The goal of the authentication layer is to optionally provide a layer of redundancy. If firewalling or any other system implemented to protect Redis from external attackers fail, an external client will still not be able to access the Redis instance without knowledge of the authentication password.
Note: The AUTH command, like every other Redis command, is sent unencrypted, so it does not protect against an attacker that has enough access to the network to perform eavesdropping.
- We actually monitor the machine memory usage as well as the redis memory usage to shard our redis backend more as needed. Even so, its safer to set a reasonable limit of memory that redis should use so that we don’t have a scenario where redis uses all available memory on a machine and then crashes.
- From Redis Documentation:
Redis background saving schema relies on the copy-on-write semantic of fork in modern operating systems: Redis forks (creates a child process) that is an exact copy of the parent. The child process dumps the DB on disk and finally exits. In theory the child should use as much memory as the parent being a copy, but actually thanks to the copy-on-write semantic implemented by most modern operating systems the parent and child process will share the common memory pages. A page will be duplicated only when it changes in the child or in the parent.

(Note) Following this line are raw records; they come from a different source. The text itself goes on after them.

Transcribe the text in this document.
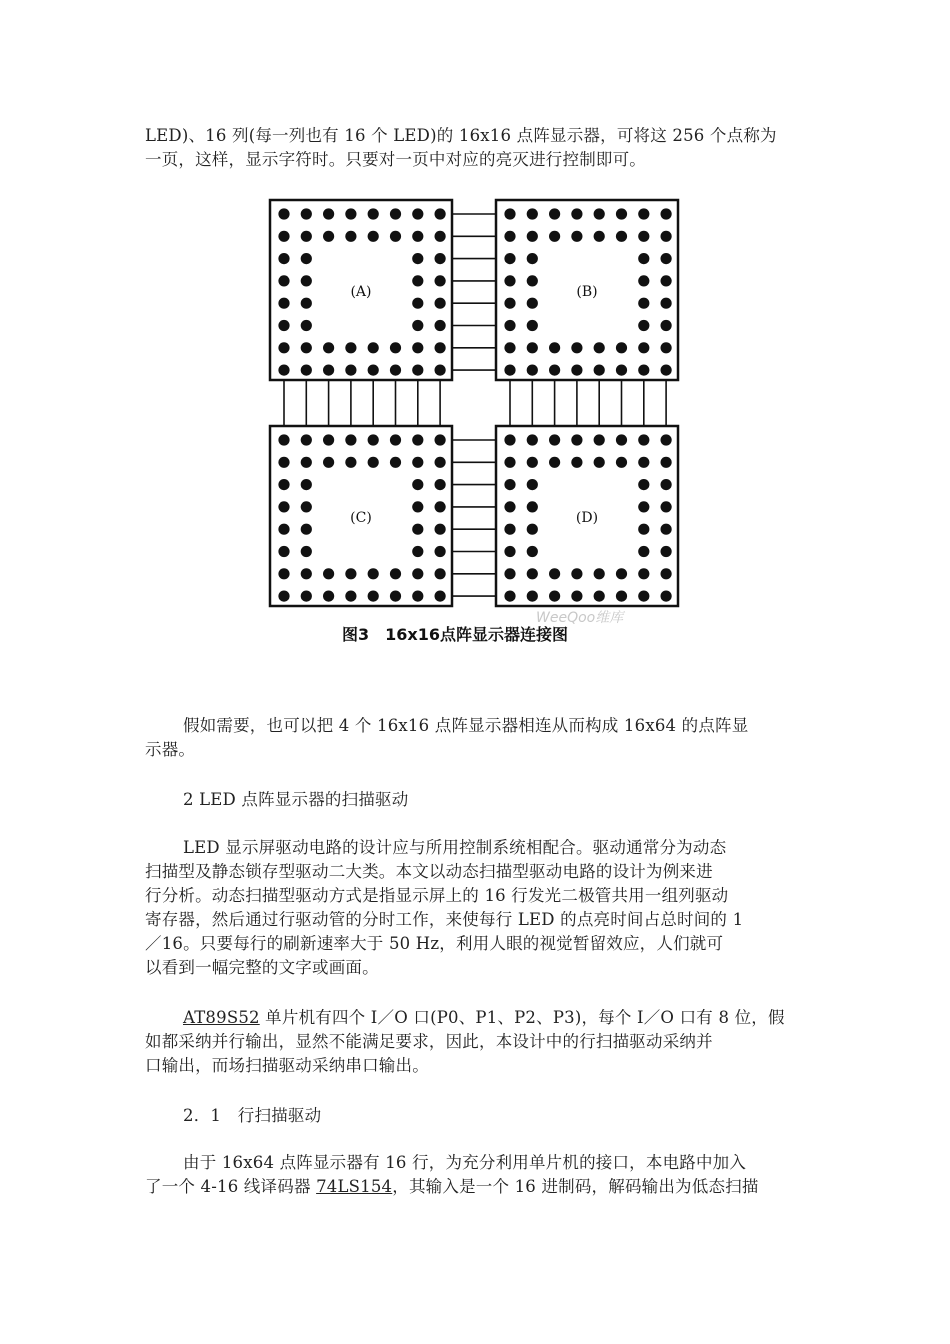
LED)、16 列(每一列也有 16 个 LED)的 16x16 点阵显示器，可将这 256 个点称为
一页，这样，显示字符时。只要对一页中对应的亮灭进行控制即可。

(A)	(B)
(C)	(D)
WeeQoo维库
图3　16x16点阵显示器连接图

假如需要，也可以把 4 个 16x16 点阵显示器相连从而构成 16x64 的点阵显
示器。

2 LED 点阵显示器的扫描驱动

LED 显示屏驱动电路的设计应与所用控制系统相配合。驱动通常分为动态
扫描型及静态锁存型驱动二大类。本文以动态扫描型驱动电路的设计为例来进
行分析。动态扫描型驱动方式是指显示屏上的 16 行发光二极管共用一组列驱动
寄存器，然后通过行驱动管的分时工作，来使每行 LED 的点亮时间占总时间的 1
／16。只要每行的刷新速率大于 50 Hz，利用人眼的视觉暂留效应，人们就可
以看到一幅完整的文字或画面。

AT89S52 单片机有四个 I／O 口(P0、P1、P2、P3)，每个 I／O 口有 8 位，假
如都采纳并行输出，显然不能满足要求，因此，本设计中的行扫描驱动采纳并
口输出，而场扫描驱动采纳串口输出。

2．1　行扫描驱动

由于 16x64 点阵显示器有 16 行，为充分利用单片机的接口，本电路中加入
了一个 4-16 线译码器 74LS154，其输入是一个 16 进制码，解码输出为低态扫描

Since in theory all the pages may change while the child process is saving, Linux can’t tell in advance how much memory the child will take, so if the overcommit_memory setting is set to zero fork will fail unless there is as much free RAM as required to really duplicate all the parent memory pages, with the result that if you have a Redis dataset of 3 GB and just 2 GB of free memory it will fail.
Setting overcommit_memory to 1 says Linux to relax and perform the fork in a more optimistic allocation fashion, and this is indeed what you want for Redis.
- Because of the large memory footprint we expect redis to use and the fact that we have to use an optimistic memory allocation setting, running anything else that might use up a lot of memory on the same machine can lead to failures.
- This is a optimization to make sure the master Redis instance does not bottleneck because of disk writes. The work associated with persistence is offloaded as much as possible to a backup machine That being said, its important that the slave/backup machine is robust.
This is simply a second machine running Redis that is set as a slave to the master Redis instance. In AWS, remember to use internal ip addresses when setting this up, since it saves you money. Backups are a must when you are running redis in production for several reasons:
- It’s a backup! If your machine in front goes down, you fail over to the backup as you try to fix the first machine. More often than not, you can actually just promote the backup and setup a new backup when you are running on AWS.
- If you ever need to expand the number of machines used for serving, you can just promote your backup to a serving machine and set up new backups for both machines. I would be remiss not to mention that you do have to then go through both machines to delete the extra keys later, or else you really won’t have expanded your memory limit.
- You can run data analytics on the backup without affecting the all important performance of the actual serving machine.